Find a second order ODE which is satisfied by a function with arbitrary constants. Given an initial function $y(x)=C_1x+C_2\sin(x)$ how can I derive a second order differential equation with no arbitrary constants?
I have attempted by finding the derivatives: $y'=C_1+C_2\cos(x)$;  $y''=-C_2\sin(x)$; and then forming an ODE of the form $y''+Ay'+By=0,$ but I am unable to find values for $A$ and $B$ which satisfy this. 

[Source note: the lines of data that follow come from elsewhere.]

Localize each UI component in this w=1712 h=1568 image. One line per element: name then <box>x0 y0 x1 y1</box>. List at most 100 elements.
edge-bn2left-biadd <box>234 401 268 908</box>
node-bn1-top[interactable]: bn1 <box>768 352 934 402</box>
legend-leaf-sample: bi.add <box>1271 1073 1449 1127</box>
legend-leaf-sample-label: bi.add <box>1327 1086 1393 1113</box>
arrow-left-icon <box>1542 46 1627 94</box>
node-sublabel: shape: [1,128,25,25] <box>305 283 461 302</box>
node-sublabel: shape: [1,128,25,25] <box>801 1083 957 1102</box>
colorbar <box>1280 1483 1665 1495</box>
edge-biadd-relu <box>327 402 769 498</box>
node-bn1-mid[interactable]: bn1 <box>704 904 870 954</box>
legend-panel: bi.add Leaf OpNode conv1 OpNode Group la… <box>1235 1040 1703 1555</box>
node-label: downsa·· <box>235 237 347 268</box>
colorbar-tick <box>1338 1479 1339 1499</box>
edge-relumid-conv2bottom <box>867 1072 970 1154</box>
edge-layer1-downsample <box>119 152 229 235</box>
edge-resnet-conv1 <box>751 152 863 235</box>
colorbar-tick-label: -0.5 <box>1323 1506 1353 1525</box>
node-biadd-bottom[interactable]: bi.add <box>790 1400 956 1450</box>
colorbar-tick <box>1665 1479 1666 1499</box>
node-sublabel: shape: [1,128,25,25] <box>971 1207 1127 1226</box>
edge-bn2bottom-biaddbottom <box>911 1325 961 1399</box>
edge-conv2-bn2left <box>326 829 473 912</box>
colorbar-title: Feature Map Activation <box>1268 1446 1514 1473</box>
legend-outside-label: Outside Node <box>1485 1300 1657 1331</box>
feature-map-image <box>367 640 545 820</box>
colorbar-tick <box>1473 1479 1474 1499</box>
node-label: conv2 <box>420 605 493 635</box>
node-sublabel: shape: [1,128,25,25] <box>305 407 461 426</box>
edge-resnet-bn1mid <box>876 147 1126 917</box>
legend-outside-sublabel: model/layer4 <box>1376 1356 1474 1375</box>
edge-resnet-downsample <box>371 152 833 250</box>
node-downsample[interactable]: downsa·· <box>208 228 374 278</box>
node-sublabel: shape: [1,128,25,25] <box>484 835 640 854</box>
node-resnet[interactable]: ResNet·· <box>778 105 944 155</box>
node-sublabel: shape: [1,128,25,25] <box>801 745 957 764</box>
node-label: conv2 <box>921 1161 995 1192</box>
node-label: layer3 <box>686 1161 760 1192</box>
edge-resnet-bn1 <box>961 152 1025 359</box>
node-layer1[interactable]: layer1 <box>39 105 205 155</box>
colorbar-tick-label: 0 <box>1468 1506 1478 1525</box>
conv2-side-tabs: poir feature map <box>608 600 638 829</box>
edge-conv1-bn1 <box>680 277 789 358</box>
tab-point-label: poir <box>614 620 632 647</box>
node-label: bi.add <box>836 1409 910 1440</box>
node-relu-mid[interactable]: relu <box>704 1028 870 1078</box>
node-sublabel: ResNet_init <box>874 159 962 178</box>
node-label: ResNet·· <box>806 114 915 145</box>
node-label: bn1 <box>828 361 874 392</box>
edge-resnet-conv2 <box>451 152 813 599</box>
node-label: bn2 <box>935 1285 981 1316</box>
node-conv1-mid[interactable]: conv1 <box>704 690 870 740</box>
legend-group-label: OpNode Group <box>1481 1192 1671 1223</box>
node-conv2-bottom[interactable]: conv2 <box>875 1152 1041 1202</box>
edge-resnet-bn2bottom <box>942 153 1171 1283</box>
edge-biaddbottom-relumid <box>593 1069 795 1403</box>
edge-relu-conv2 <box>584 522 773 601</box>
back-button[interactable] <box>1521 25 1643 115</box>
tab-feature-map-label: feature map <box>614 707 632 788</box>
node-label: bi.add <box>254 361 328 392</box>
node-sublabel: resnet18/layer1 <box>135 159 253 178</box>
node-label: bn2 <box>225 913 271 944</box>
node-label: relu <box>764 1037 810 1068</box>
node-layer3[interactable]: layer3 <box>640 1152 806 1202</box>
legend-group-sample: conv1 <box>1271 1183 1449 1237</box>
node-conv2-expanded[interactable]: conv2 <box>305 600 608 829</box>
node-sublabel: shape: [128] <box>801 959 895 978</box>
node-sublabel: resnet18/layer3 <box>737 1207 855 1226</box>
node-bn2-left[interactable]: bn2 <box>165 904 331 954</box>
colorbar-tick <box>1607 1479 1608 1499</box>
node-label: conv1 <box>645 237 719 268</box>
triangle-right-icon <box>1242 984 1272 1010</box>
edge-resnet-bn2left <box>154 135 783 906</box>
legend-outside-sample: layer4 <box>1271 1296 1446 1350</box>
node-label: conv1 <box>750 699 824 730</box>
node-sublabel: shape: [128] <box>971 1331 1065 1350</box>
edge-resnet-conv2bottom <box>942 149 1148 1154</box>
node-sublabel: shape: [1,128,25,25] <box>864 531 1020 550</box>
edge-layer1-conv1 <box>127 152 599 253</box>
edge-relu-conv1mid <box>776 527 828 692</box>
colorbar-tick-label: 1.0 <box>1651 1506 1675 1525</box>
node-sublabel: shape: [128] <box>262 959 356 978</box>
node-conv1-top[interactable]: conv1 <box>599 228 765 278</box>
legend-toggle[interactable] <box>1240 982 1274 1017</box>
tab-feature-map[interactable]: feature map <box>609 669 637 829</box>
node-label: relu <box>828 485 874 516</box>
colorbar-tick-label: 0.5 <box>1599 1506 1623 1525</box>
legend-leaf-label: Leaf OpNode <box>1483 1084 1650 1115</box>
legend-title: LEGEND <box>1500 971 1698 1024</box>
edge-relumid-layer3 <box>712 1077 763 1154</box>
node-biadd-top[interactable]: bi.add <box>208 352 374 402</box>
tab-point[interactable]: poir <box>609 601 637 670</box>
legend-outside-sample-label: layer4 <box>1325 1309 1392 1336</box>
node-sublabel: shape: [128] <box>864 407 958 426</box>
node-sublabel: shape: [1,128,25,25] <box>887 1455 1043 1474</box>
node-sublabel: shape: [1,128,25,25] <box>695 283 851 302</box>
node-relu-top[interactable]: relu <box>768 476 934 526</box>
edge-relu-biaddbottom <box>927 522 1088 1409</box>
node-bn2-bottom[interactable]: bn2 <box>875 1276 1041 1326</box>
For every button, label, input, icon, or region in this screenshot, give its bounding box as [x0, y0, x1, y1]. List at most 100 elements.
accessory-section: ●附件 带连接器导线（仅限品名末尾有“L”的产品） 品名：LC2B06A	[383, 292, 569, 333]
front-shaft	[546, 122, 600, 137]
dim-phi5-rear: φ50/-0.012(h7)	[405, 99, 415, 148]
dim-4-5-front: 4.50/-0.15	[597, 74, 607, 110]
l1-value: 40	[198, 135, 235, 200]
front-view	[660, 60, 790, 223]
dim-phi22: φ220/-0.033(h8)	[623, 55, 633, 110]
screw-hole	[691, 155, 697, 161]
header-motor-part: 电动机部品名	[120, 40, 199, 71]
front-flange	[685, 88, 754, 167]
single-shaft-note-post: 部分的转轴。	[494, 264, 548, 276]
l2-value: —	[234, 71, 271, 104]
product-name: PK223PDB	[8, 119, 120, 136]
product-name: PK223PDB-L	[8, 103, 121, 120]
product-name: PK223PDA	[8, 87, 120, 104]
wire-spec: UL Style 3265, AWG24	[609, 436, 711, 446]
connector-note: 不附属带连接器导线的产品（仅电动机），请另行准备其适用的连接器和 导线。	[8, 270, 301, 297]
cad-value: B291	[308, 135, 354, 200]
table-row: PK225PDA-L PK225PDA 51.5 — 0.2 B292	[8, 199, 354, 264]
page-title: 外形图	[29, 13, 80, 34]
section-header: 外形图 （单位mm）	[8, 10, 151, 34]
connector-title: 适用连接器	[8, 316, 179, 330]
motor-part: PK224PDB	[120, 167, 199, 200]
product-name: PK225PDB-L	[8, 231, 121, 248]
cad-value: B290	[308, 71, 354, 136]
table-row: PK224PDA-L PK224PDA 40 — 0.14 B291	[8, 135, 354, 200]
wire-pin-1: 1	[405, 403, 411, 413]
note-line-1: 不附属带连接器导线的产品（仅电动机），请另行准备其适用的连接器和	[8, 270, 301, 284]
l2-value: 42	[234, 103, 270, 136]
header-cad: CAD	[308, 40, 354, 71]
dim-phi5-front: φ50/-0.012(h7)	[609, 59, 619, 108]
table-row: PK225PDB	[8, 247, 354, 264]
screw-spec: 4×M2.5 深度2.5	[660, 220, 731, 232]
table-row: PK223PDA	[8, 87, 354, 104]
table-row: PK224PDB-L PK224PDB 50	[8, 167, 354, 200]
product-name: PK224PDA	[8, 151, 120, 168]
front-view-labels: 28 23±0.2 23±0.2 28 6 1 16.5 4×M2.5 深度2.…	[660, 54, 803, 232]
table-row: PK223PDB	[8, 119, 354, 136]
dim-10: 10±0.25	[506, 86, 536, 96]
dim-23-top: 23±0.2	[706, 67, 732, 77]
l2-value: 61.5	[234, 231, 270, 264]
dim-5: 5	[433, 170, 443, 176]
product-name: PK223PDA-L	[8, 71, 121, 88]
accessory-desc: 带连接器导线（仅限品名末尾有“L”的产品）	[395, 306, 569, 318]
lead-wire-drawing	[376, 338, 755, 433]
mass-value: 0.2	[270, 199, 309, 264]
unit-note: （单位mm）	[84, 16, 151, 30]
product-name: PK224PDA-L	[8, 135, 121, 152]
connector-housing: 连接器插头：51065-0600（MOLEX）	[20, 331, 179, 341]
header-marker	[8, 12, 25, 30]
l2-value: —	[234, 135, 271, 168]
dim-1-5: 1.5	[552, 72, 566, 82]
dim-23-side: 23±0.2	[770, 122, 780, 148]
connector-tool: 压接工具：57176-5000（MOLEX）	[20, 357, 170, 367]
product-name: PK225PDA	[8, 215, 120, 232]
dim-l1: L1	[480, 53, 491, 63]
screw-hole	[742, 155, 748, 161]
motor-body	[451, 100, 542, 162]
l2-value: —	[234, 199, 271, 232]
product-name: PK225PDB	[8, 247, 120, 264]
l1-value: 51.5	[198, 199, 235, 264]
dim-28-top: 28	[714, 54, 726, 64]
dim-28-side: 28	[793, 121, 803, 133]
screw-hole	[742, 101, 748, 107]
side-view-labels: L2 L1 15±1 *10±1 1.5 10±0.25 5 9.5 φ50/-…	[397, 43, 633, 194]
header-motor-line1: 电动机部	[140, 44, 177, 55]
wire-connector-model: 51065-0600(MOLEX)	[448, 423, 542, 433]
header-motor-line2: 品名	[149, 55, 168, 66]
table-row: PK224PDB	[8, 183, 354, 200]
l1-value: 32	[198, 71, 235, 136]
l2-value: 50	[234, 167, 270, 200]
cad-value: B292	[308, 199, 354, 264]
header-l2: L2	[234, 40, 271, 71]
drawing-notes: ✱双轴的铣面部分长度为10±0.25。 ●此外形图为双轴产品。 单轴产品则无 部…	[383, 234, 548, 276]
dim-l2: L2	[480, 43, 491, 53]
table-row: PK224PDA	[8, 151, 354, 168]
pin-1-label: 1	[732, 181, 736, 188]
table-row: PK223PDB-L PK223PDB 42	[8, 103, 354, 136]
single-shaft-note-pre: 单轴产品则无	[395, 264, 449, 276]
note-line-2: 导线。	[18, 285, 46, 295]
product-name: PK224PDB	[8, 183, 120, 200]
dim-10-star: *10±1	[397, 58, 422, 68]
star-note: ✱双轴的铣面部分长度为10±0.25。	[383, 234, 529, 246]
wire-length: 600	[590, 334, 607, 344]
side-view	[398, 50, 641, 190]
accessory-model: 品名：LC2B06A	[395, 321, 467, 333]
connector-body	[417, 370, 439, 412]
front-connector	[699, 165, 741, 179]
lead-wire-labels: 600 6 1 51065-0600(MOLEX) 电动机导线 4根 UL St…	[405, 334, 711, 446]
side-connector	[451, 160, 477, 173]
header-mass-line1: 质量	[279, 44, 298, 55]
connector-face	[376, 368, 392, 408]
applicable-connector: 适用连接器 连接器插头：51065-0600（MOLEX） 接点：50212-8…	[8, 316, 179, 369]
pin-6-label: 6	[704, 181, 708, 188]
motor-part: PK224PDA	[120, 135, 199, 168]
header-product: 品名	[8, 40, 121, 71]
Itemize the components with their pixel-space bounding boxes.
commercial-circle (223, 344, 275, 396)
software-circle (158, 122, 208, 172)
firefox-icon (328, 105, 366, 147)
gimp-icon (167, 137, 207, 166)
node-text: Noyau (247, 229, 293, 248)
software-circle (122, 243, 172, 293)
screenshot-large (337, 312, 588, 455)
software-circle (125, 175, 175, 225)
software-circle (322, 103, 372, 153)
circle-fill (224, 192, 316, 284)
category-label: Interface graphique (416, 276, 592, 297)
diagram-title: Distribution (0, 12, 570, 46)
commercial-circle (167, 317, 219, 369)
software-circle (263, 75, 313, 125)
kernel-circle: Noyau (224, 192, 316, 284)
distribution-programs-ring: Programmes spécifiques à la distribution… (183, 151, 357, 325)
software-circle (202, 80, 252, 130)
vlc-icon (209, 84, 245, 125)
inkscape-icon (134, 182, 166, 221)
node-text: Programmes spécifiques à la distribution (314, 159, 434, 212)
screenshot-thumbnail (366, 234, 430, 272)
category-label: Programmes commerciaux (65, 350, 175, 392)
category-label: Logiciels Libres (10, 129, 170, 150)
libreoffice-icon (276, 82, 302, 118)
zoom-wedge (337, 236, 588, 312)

 A: To eliminate the first constant, write
$$\frac yx=C_1+C_2\frac{\sin x}x$$
then taking the derivative,
$$\frac{y'x-y}{x^2}=C_2\frac{\cos x\, x-\sin x}{x^2}.$$
To eliminate the second constant, now write
$$\frac{y'x-y}{\cos x\,x-\sin x}=C_2.$$
After differentiation and simplification, the numerator yields 
$$y''(\cos x\,x-\sin x)+(y'x-y)\sin x=0.$$
A: A general second order ODE (in $y$) that these two basis functions have to satisfy by basic properties of the determinant is
$$
0=\det\pmatrix{y&y_1&y_2\\y'&y_1'&y_2'\\y''&y_1''&y_2''}
=\det\pmatrix{y&x&\sin x\\y'&1&\cos x\\y''&0&-\sin x}
=\det\pmatrix{y+y''&x&0\\y'&1&\cos x\\y''&0&-\sin x}
$$
Expanding for the first row then results in
\begin{align}
0&=(y''+y)(-\sin x)-x(-y'\sin x-y''\cos x)
\\
&=(x\cos x-\sin x)\,y''(x)+x\sin x\, y'(x)-\sin x\, y(x).
\end{align}
A: You're on the right track. What really helps here is to differentiate in such a way as to eliminate the constants more quickly. Note that this is one of the standard tricks in ordinary differential equations. For example:
\begin{align*}
y(x)&=C_1x+C_2\sin(x)\\
y(x)-C_2\sin(x)&=C_1x \\
\frac{y(x)-C_2\sin(x)}{x}&=C_1 \\
\frac{d}{dx}\bigg[\frac{y(x)-C_2\sin(x)}{x}&=C_1\bigg] \\
\frac{x(y'(x)-C_2\cos(x))-(y(x)-C_2\sin(x))}{x^2}&=0 \\
x y'(x)-C_2x \cos(x)-y(x)+C_2\sin(x)&=0 \\
xy'(x)-y(x)&=C_2(x\cos(x)-\sin(x)) \\
\frac{xy'(x)-y(x)}{x\cos(x)-\sin(x)}&=C_2 \\
\frac{d}{dx}\bigg[\frac{xy'(x)-y(x)}{x\cos(x)-\sin(x)}&=C_2\bigg] \\
\frac{(x\cos(x)-\sin(x))(xy''(x))-(xy'(x)-y(x))(-x\sin(x))}{(x\cos(x)-\sin(x))^2}&=0 \\
xy''(x)(x\cos(x)-\sin(x))+x\sin(x)(xy'(x)-y(x))&=0 \\
y''(x)(x\cos(x)-\sin(x))+\sin(x)(xy'(x)-y(x))&=0.
\end{align*}
So there you go.